Paper Number
GG2 

Session
Arrested Systems: Gels and Glasses

Title
State behavior and kinetics of alkali-activated aluminosilicate gels

Presentation Date and Time
October 11, 2021 (Monday) 10:15

Track / Room
Track 6 / Ballroom 1

Authors (Click on name to view author profile)

1. Mills, Jennifer N. (University of Delaware, Chemical and Biomolecular Engineering)
2. Wagner, Norman J. (University of Delaware, Chemical & Biomolecular Engineering)

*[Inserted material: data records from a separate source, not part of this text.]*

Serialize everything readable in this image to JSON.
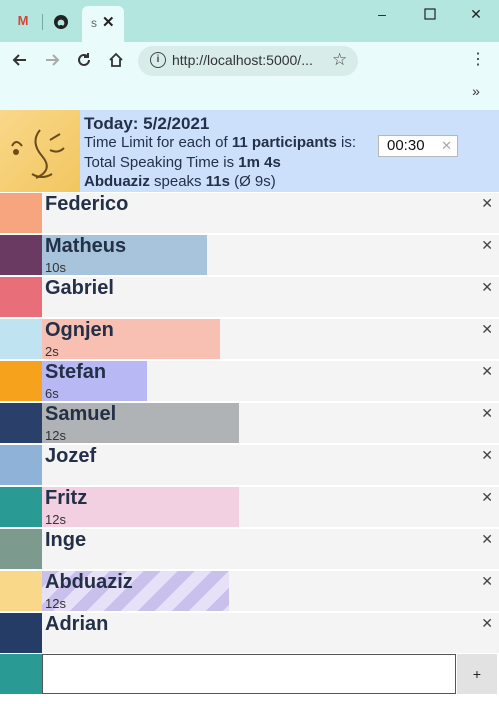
{
  "browser": {
    "tab_title": "s",
    "url": "http://localhost:5000/..."
  },
  "header": {
    "title": "Today: 5/2/2021",
    "time_limit_prefix": "Time Limit for each of ",
    "participant_count_label": "11 participants",
    "time_limit_suffix": " is:",
    "time_limit_value": "00:30",
    "total_prefix": "Total Speaking Time is ",
    "total_value": "1m 4s",
    "current_speaker": "Abduaziz",
    "speaks_label": " speaks ",
    "speaker_time": "11s",
    "average_label": " (Ø 9s)"
  },
  "participants": [
    {
      "name": "Federico",
      "time": "",
      "bar_fraction": 0,
      "bar_color": "#f4f4f4",
      "avatar_color": "#f6a57e",
      "active": false
    },
    {
      "name": "Matheus",
      "time": "10s",
      "bar_fraction": 0.36,
      "bar_color": "#a7c4dc",
      "avatar_color": "#6b3a63",
      "active": false
    },
    {
      "name": "Gabriel",
      "time": "",
      "bar_fraction": 0,
      "bar_color": "#f4f4f4",
      "avatar_color": "#e86e7a",
      "active": false
    },
    {
      "name": "Ognjen",
      "time": "2s",
      "bar_fraction": 0.39,
      "bar_color": "#f8c0b3",
      "avatar_color": "#bfe3f0",
      "active": false
    },
    {
      "name": "Stefan",
      "time": "6s",
      "bar_fraction": 0.23,
      "bar_color": "#b7b8f4",
      "avatar_color": "#f6a21d",
      "active": false
    },
    {
      "name": "Samuel",
      "time": "12s",
      "bar_fraction": 0.43,
      "bar_color": "#b0b3b6",
      "avatar_color": "#2a3f6a",
      "active": false
    },
    {
      "name": "Jozef",
      "time": "",
      "bar_fraction": 0,
      "bar_color": "#f4f4f4",
      "avatar_color": "#8fb2d8",
      "active": false
    },
    {
      "name": "Fritz",
      "time": "12s",
      "bar_fraction": 0.43,
      "bar_color": "#f2d0e2",
      "avatar_color": "#2a9a94",
      "active": false
    },
    {
      "name": "Inge",
      "time": "",
      "bar_fraction": 0,
      "bar_color": "#f4f4f4",
      "avatar_color": "#7d9a8e",
      "active": false
    },
    {
      "name": "Abduaziz",
      "time": "12s",
      "bar_fraction": 0.41,
      "bar_color": "#c9c0ec",
      "avatar_color": "#f9d88a",
      "active": true
    },
    {
      "name": "Adrian",
      "time": "",
      "bar_fraction": 0,
      "bar_color": "#f4f4f4",
      "avatar_color": "#243c66",
      "active": false
    }
  ],
  "add_participant": {
    "button_label": "+",
    "avatar_color": "#2a9a94"
  }
}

Author and Affiliation Lines (in printed abstract book)
Jennifer N. Mills¹ and Norman J. Wagner^2
1Chemical and Biomolecular Engineering, University of Delaware, NEWARK, DE 19716; ²Chemical & Biomolecular Engineering, University of Delaware, Newark, DE 19716

Speaker / Presenter 
Mills, Jennifer N.

Keywords
experimental methods; applied rheology; gels; rheology methods

Text of Abstract
Cement production and use is one of the leading contributors to anthropogenic CO₂ emissions. Alkali-activated binders (AABs) present opportunities for significant reduction in CO₂ emissions, as well as in-situ resource utilization for lunar and Martian construction in support of human space exploration [1]. The chemical composition of these binders impacts macroscopic properties such as workability and strength, but further work is required to connect to the ‘geopolymer’ formation reaction and microstructure development. The rheological development with time and concentration is crucial for applications including traditional construction processes (pumping, pouring, setting) as well as additive manufacturing. A mechanistic and quantitative understanding of the chemical kinetics and dynamics of microstructure formation and associated rheology development in model AABs will facilitate the universal engineering of construction materials from a variety of aluminosilicate materials.
The structure-property relationships of these gels have been characterized based on the equilibrium storage modulus, which scales as a function of chemical composition consistent across multiple formulations. Complementary scattering and NMR measurements give further insight to microstructural differences in these states [2]. Additionally, the evolution of the storage modulus over time is fit to kinetic models which give insight to the reaction mechanism and quantify the kinetics with respect to the chemical composition. These experimental findings are summarized via a new pseudo-ternary state diagram, which provides a composition roadmap for rheological properties of aluminosilicate gels and AABs in the literature [3].
1. M. Katzarova, J.N. Mills, N.J. Wagner. Adv. Sp. Res. 2021. In Review.
2. J.N. Mills, N.J. Wagner, P. Mondal, J. Am. Ceram. Soc. 104 (2021) 572–583. https://doi.org/10.1111/jace.17459.
3. J.N. Mills, P. Mondal, N.J. Wagner. Cem. Conc. Res. 2021. Submitted.